Where do you see yourself five years from now? Or how does this job fit into your career goals?
The purpose of this question is not so much to get a "right" answer as it is to see what you will say. If you answer the real truth, which is, "How the hell do I know?" you'll shoot yourself in the foot. If you answer anything along the lines of, "I have no idea," you're dead in the water, too. If you are too audacious and say something like, "I want be the president of this company," you'll appear foolish.
In the vast majority of cases, it's going to be very difficult for any candidate to be able to predict where he or she will be or what he or she will be doing five years from now. The expansion and contraction of business in the United States doesn't bode well for accurate predictions five years into the future. Unless you were in a very narrow kind of profession where it's fairly easy to predict what you might be doing five years from now, it is safest to say something along the lines of, "Well, I'm not really sure of exactly what kind of position I will have in five years, but my goal is to be performing in a challenging position where my company feels like I'm contributing to its success, taking advantage of every attribute that I have. If I am doing my best and contributing to the best of my ability to the growth of the organization I'm with, my personal growth and advancement will take care of itself.
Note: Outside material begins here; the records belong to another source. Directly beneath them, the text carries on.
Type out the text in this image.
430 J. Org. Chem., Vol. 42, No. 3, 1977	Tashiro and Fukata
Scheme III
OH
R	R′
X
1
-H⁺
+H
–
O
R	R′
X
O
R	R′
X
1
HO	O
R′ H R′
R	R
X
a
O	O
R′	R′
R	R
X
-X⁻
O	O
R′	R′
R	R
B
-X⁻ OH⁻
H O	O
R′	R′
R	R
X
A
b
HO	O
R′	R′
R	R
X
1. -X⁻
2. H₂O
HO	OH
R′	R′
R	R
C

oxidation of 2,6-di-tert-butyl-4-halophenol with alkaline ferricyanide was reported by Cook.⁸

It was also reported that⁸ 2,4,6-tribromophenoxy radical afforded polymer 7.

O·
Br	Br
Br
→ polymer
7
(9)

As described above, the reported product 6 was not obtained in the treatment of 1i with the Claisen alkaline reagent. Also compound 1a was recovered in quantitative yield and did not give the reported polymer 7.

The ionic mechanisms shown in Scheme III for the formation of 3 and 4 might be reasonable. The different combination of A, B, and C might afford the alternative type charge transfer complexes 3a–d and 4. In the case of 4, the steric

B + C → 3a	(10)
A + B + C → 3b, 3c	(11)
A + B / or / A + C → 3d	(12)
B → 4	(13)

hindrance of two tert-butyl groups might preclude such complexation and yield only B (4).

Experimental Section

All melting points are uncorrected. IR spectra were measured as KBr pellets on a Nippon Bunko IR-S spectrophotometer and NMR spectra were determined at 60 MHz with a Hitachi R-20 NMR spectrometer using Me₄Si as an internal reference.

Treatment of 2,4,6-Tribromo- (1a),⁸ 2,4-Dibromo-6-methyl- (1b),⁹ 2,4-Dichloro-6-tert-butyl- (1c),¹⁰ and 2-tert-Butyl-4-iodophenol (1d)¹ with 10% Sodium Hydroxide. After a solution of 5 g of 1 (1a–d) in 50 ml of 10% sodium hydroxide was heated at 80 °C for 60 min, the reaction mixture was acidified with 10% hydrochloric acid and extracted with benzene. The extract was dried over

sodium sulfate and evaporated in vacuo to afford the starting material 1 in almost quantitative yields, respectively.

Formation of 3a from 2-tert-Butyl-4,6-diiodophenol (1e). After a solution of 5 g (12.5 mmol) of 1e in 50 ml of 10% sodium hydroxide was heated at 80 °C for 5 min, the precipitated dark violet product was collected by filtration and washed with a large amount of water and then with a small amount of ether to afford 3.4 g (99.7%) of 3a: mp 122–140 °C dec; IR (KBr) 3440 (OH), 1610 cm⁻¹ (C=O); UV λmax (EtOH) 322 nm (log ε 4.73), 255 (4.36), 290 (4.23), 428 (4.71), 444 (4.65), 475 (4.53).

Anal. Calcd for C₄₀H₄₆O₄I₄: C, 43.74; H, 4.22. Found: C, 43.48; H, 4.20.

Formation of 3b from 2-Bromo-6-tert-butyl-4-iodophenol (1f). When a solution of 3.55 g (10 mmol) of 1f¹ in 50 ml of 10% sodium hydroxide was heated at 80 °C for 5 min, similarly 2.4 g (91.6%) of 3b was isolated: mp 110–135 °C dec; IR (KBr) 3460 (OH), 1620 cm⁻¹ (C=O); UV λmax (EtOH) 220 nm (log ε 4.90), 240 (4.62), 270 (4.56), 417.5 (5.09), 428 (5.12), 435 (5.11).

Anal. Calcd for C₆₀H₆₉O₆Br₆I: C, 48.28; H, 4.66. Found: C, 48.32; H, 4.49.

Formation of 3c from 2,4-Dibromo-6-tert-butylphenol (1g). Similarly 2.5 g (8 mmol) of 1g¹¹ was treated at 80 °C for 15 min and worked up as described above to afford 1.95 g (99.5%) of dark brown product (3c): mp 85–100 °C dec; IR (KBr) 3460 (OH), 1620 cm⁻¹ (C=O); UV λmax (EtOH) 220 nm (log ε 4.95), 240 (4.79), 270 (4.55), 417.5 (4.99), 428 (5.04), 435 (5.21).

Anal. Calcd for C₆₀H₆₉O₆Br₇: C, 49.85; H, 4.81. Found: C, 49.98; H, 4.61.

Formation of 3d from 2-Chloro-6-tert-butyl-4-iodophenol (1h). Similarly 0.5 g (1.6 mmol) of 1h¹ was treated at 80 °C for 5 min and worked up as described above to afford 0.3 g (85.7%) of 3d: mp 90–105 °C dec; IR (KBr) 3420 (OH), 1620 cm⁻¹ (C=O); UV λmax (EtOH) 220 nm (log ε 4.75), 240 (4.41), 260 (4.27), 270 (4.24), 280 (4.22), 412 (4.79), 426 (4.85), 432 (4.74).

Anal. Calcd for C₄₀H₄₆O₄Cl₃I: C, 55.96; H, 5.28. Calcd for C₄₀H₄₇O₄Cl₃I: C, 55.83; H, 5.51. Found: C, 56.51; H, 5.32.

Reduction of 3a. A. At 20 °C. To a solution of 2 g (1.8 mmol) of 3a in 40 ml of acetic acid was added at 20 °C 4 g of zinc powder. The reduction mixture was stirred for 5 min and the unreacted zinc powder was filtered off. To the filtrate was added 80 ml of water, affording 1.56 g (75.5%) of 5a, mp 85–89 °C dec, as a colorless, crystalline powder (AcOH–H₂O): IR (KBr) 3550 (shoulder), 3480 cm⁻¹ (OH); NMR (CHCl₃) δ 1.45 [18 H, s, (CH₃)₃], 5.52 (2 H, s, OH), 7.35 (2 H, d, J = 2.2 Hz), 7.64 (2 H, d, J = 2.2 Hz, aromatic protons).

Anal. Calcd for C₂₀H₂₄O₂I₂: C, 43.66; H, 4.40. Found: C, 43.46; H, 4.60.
I'm a firm believer in what Lincoln said: 'the harder I work, the luckier I get.' So, I have come to the conclusion that if I do the very best I can every day, push myself to the limit, grow personally and professionally, tomorrow, as well as five years from now, will take care of itself."
If you inherited a lot of money, say $2 or $3 million, what would you do?
This is somewhat of a silly question, but what the interviewer is trying to find out is if you would quit work if you could afford it economically. The answer to any question like this absolutely has to be, "Well, I worked all my life and no matter how much money I might have in the bank, I would foresee continuing to work." No one really knows what he or she would do if inheriting a lot of money, so I admit that this is a silly question. However, the hiring authority is deathly afraid of hiring someone and then having him or her soon quit.
You are awfully young for this position, aren't you? I'm afraid that, in building your career, you would only stay with us for a short period of time.
This is not an illegal question regarding age, unless the candidate is 40 years of age or older. Companies can legally put a minimum age requirement on just about any job except for the age of 40 or older. So, it would be legal for an organization to discriminate and not hire anyone less than, say, 38 years old, but it could not legally discriminate by stipulating that somebody needed to be 42 or older. That would be discriminating against anyone 40 to 42 years of age.
This question has to do with how long a company thinks it might keep you as an employee. It may have to do with your being younger than most of the people in that kind of position, but the major concerns are that you would only be there a short period of time and then leave. The answer to this question is quite simple as long as you remember that the issue is a fear of turnover and your leaving just when you might be contributing your best. So, you say, "I know that I'm a bit young to have accomplished what I have accomplished, but I find that 'maturity' is more an issue of experience and being able to perform then it is one of age. As long as I am contributing to the business endeavor of the organization and personally growing, there is no reason for me to leave."